I ended up using SourdoLady's method, simply because I didn't have to throw anything away. <blush> And I didn't use either pineapple or orange juice. I used bottled water. Although living in Hawaii it may be cheaper to use pineapple juice. :) Just kidding.

Rudy

Felila's picture
Felila

Not right now. I'm so pitifully broke that I can't afford the extra flour necessary to nurse along a starter. Plus (this is crazy) I'm working so hard that I don't have time for much besides making my own bread (which is now a routine that doesn't take much thought or time). Why am I working so hard? Copyediting three cookbooks! Why don't have I have money? Because as soon as a check arrives, I use it to pay overdue bills. Being a freelancer is feast or famine. 

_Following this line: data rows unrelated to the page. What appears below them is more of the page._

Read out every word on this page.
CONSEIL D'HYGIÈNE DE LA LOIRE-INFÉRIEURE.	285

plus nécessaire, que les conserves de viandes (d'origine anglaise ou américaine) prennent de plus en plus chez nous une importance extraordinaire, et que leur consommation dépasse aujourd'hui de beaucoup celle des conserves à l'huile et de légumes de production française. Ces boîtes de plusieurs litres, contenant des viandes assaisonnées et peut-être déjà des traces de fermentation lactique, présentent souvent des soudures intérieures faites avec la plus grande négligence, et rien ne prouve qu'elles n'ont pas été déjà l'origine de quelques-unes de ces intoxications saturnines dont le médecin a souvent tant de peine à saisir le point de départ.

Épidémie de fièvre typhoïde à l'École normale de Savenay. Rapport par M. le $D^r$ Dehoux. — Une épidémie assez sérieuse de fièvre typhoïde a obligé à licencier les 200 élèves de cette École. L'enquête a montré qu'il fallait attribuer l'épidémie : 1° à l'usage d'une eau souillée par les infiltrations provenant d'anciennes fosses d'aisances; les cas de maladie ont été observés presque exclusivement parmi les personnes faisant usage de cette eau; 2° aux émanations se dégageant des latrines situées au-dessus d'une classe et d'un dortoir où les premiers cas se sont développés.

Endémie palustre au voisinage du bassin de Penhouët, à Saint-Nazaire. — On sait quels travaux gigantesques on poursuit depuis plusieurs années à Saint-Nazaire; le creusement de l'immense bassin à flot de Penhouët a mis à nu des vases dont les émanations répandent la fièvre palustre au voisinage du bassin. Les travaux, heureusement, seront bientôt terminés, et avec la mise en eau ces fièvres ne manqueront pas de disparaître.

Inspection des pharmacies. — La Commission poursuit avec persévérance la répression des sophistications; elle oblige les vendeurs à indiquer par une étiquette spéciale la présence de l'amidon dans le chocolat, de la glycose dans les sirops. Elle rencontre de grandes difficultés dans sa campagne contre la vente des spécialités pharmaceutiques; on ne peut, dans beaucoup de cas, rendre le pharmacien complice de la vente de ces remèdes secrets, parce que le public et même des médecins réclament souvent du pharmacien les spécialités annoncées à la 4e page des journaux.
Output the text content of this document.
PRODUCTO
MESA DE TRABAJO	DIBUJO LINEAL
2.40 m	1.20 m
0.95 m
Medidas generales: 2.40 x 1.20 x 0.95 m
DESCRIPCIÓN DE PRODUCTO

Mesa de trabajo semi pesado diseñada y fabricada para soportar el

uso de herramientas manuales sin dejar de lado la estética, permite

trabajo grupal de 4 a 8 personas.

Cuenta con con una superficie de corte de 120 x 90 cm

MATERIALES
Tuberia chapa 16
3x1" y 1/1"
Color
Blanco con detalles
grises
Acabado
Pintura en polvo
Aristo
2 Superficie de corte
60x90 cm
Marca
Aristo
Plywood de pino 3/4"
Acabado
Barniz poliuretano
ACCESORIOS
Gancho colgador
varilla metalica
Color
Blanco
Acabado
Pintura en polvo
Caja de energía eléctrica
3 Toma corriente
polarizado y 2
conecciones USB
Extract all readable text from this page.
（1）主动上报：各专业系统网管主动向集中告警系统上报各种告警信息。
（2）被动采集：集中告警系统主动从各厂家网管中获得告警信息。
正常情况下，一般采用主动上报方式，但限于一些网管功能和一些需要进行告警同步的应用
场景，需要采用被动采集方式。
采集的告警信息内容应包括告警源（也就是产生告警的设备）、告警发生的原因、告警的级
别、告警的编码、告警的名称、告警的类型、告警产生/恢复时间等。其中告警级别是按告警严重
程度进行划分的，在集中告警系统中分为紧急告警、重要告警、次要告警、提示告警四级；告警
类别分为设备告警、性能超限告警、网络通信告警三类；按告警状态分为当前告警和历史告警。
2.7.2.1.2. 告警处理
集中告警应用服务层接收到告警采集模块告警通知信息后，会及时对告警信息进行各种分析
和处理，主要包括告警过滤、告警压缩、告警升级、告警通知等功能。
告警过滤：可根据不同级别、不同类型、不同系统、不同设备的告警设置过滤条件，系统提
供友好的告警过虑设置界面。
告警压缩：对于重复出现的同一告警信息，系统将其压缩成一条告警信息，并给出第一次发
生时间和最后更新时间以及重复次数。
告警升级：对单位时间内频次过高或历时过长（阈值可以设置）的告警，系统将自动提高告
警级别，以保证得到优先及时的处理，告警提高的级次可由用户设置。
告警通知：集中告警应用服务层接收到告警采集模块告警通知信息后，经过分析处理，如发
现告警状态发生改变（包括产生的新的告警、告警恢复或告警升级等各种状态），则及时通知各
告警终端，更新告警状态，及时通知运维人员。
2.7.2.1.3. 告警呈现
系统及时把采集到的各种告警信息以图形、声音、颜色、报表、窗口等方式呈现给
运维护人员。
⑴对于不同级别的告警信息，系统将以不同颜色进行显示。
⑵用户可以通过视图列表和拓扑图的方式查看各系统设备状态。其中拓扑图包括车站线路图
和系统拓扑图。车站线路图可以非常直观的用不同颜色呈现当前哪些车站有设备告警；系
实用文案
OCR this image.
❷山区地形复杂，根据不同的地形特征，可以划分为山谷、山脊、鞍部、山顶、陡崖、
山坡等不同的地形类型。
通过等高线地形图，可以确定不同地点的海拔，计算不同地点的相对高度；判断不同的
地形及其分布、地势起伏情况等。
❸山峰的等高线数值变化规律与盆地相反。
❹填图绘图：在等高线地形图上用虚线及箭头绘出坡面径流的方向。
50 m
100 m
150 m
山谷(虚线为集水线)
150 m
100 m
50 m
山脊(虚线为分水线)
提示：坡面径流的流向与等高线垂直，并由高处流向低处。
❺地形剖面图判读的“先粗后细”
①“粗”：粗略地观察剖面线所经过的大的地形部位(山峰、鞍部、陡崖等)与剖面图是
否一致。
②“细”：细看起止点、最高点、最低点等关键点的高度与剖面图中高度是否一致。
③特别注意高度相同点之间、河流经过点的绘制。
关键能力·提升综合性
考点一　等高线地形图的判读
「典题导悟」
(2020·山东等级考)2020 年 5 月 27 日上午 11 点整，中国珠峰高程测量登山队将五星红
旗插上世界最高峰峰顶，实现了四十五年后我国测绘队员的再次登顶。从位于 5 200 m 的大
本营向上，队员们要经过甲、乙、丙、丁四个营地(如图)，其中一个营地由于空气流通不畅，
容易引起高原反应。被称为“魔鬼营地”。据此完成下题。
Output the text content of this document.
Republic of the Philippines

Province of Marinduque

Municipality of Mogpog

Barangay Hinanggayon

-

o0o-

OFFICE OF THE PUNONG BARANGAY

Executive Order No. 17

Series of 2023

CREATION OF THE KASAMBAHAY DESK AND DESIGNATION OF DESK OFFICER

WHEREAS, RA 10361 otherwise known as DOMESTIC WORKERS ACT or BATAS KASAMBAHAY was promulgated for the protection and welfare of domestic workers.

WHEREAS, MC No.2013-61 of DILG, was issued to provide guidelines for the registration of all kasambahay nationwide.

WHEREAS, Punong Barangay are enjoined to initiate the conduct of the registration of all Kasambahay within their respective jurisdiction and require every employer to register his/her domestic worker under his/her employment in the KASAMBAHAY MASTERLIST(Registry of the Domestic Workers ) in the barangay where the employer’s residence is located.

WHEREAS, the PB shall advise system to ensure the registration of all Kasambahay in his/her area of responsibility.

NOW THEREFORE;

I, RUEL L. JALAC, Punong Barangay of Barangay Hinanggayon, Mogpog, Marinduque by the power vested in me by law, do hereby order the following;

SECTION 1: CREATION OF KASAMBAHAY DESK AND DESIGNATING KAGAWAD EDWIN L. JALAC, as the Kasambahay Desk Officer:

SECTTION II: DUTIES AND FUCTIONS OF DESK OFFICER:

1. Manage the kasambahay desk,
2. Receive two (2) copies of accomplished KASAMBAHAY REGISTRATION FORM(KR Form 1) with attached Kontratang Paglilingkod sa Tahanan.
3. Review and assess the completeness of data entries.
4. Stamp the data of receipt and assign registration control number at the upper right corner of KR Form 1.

Lemme tell you, it's bizarre to be editing a recipe for white chocolate raspberry scones (drool) and know that there's no way in h-e-double-toothpicks that I'll have the money to buy the ingredients any time soon.

Mike Avery's picture
Mike Avery

I was a freelance writer for about 7 years.  It really helped to have an understanding spouse with a day job.  I wound up being an editor for a national computer magazine and thought the steady income would be great.  It was for a year, until they had their layoff.  *sigh*

 

Anyway, hang in there.

 

Mike

 

Mini Oven's picture
Mini Oven

...or move in with someone else?  ...could cut some expenses.  The sooner, the quicker...  :)

Mini O

Felila's picture
Felila

My roommate moved as soon as the semester ended. I'm advertising on Craigslist, but pickings are slim in the middle of the summer, it seems.

As for cutting expenses ... I never knew how much I could cut until money got really tight. Let's leave it there :) I don't want to have a pity party. Things seem to be looking up. The more experience I gain as a copyeditor, the easier it should be to get clients and jobs. 

Y'all may not remember, but I've asked this forum about bread recipes I've been editing. Thanks for helping!